Cem

Cem ist Grafik-Designer mit einer großen Leidenschaft fürs Zeichnen. Überall finden sich seine Skizzen: auf Zetteln, Briefumschlägen und Prospekten – eigentlich auf allem, was ihm unter die Finger kommt. Außerdem liest er viel, geht öfter ins Kino und auch gerne mal aus, gerade in Berlin, wo es viele Clubs gibt.

Cem kann sich noch genau erinnern, wie es war, als er vor drei Jahren nach Berlin gezogen ist: »Ich bin mit der S-Bahn am Hauptbahnhof vorbei gefahren. Da war diese riesen Brachfläche! Ich kam aus London und da war immer alles eng und kein Platz, auch in der U-Bahn: kein Platz, die Zimmer in den WGs: ganz klein.

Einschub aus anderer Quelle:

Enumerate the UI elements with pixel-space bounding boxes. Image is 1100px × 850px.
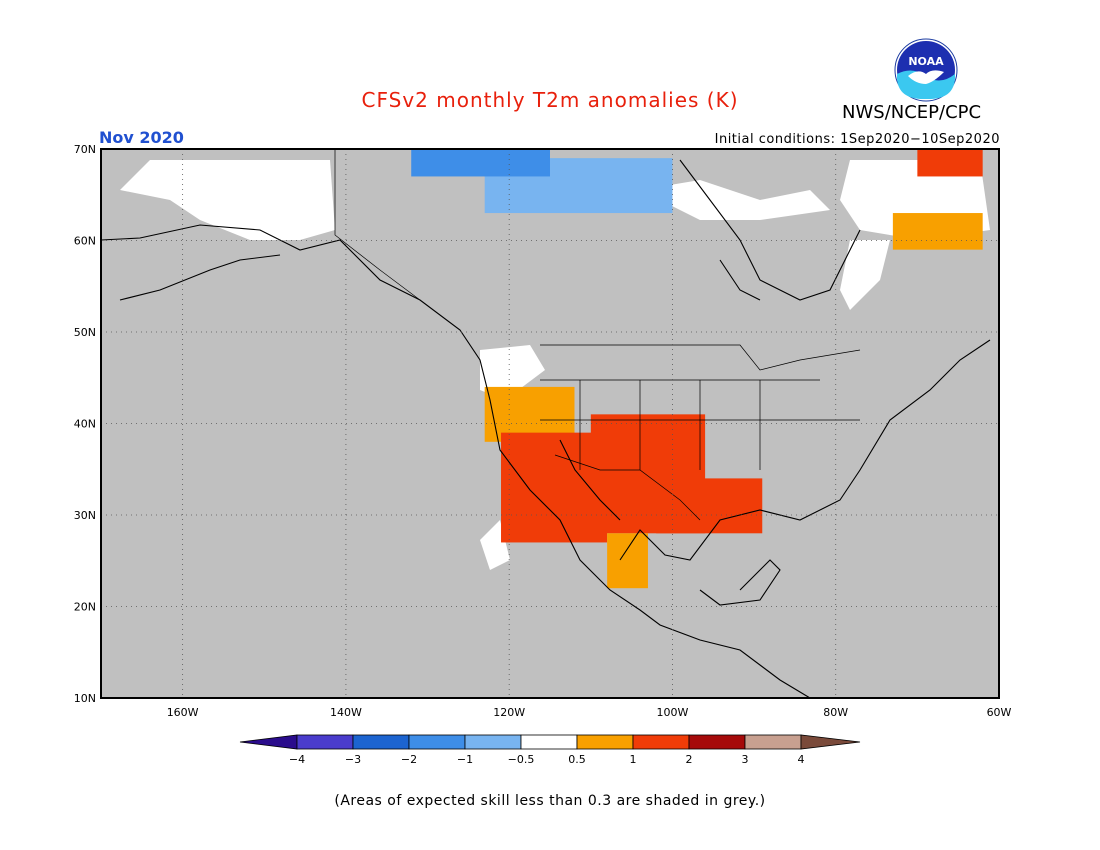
agency-label: NWS/NCEP/CPC: [842, 102, 982, 123]
latitude-labels: 10N 20N 30N 40N 50N 60N 70N: [74, 143, 96, 705]
colorbar-swatch: [688, 734, 746, 750]
colorbar-swatch: [408, 734, 466, 750]
anomaly-region-6: [411, 149, 550, 177]
initial-conditions: Initial conditions: 1Sep2020−10Sep2020: [714, 132, 1000, 147]
lon-label: 80W: [823, 706, 848, 719]
lat-label: 30N: [74, 509, 96, 522]
colorbar-tick-label: −1: [457, 753, 473, 766]
colorbar-tick-label: 3: [742, 753, 749, 766]
colorbar-tick-label: −3: [345, 753, 361, 766]
lat-label: 20N: [74, 601, 96, 614]
anomaly-layer: [411, 149, 983, 589]
longitude-labels: 160W 140W 120W 100W 80W 60W: [167, 706, 1012, 719]
colorbar-tick-label: 4: [798, 753, 805, 766]
political-borders: [334, 150, 861, 521]
colorbar-tick-label: −4: [289, 753, 305, 766]
anomaly-region-3: [656, 478, 763, 534]
colorbar-tick-label: 0.5: [568, 753, 586, 766]
lon-label: 120W: [493, 706, 525, 719]
colorbar-swatch: [464, 734, 522, 750]
lon-label: 140W: [330, 706, 362, 719]
colorbar-tick-label: −0.5: [508, 753, 535, 766]
colorbar-swatch: [576, 734, 634, 750]
lon-label: 100W: [657, 706, 689, 719]
logo-text: NOAA: [908, 55, 944, 68]
anomaly-region-8: [917, 149, 983, 177]
colorbar-swatch: [744, 734, 802, 750]
lat-label: 50N: [74, 326, 96, 339]
map-frame: 10N 20N 30N 40N 50N 60N 70N 160W 140W 120W 100W 80…: [74, 143, 1012, 719]
colorbar-swatch: [296, 734, 354, 750]
colorbar-swatch: [352, 734, 410, 750]
colorbar-max-arrow: [800, 734, 861, 750]
anomaly-region-7: [892, 213, 983, 250]
colorbar-tick-label: 2: [686, 753, 693, 766]
lat-label: 70N: [74, 143, 96, 156]
lon-label: 160W: [167, 706, 199, 719]
anomaly-region-4: [607, 533, 648, 589]
colorbar-swatch: [632, 734, 690, 750]
colorbar: −4 −3 −2 −1 −0.5 0.5 1 2 3 4: [239, 734, 861, 766]
colorbar-tick-label: −2: [401, 753, 417, 766]
noaa-logo-icon: NOAA: [894, 38, 958, 102]
lat-label: 60N: [74, 235, 96, 248]
forecast-month: Nov 2020: [99, 128, 184, 147]
map-border: [100, 148, 1000, 699]
coastlines: [100, 159, 991, 699]
colorbar-swatch: [520, 734, 578, 750]
map-title: CFSv2 monthly T2m anomalies (K): [361, 88, 739, 112]
lat-label: 40N: [74, 418, 96, 431]
footnote: (Areas of expected skill less than 0.3 a…: [334, 793, 766, 809]
lat-label: 10N: [74, 692, 96, 705]
colorbar-tick-label: 1: [630, 753, 637, 766]
lon-label: 60W: [987, 706, 1012, 719]
colorbar-min-arrow: [239, 734, 298, 750]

Und dann auf einmal diese krasse Weite, dieses Potenzial, diese Leere.«

Aufgewachsen ist Cem in einer Kleinstadt am Rhein. Seine Eltern sind aus dem Osten der Türkei, aus Anatolien, dorthin gezogen. Sie gehören zum Volk der »Zaza« und mussten aus ihren Dörfern fliehen, als sie in den Konflikt zwischen Kurden und dem türkischen Staat gerieten.

Cems Großeltern leben in Istanbul. Er besucht sie oft und liebt es, bei seiner Großmutter in der Küche zu sitzen oder am Meer spazieren zu gehen. Den Eltern war es immer wichtig, dass Cem und sein Bruder beide Kulturen kennenlernen und engen Kontakt zur Familie halten können.

Schon als Kind hat Cem davon geträumt, in einer Großstadt zu leben, am liebsten in New York. Er mag die Anonymität großer Städte, die Möglichkeit, interessante Leute kennenzulernen – und dass es keinen interessiert, was der andere macht, solange man nicht auffällig wird. Vielleicht ist das für Cem besonders wichtig, weil er das Gefühl hat, gleich mehreren Minderheiten anzugehören: »Obwohl ich in Deutschland aufgewachsen bin, werde ich nach außen hin als Türke wahrgenommen, nach innen hin sind wir Zaza, eine Minderheit mit eigener Sprache, eigener Kultur innerhalb der türkischen Kultur und innerhalb dieser Kultur bin ich wieder ein Sonderling durch meine sexuelle Identität, weil ich schwul bin.«

Für ihn war es ein wichtiger Reifeprozess, sich gegenüber der Familie und im Freundeskreis als schwul zu outen. Während Homosexualität in andern Kulturen offener gelebt wird, fällt türkischen, syrischen und arabischen schwulen Männern ein Coming-out besonders schwer, hat Cem in seinem Umfeld beobachtet. Viele von ihnen geben vor, bisexuell zu sein oder eine Freundin zu haben. Sie leiden sehr darunter, etwas sein zu wollen, was sie nicht sind. Cem ist jedoch davon überzeugt, dass es wichtig ist, zu sich selber zu stehen – es ist der einzige Weg glücklich zu werden.

Dennoch ist er vorsichtig und wägt ab, wieviel er von sich preisgibt. Leider gibt es auch in Berlin Menschen, die voller Hass sind und andere Lebensweisen nicht akzeptieren.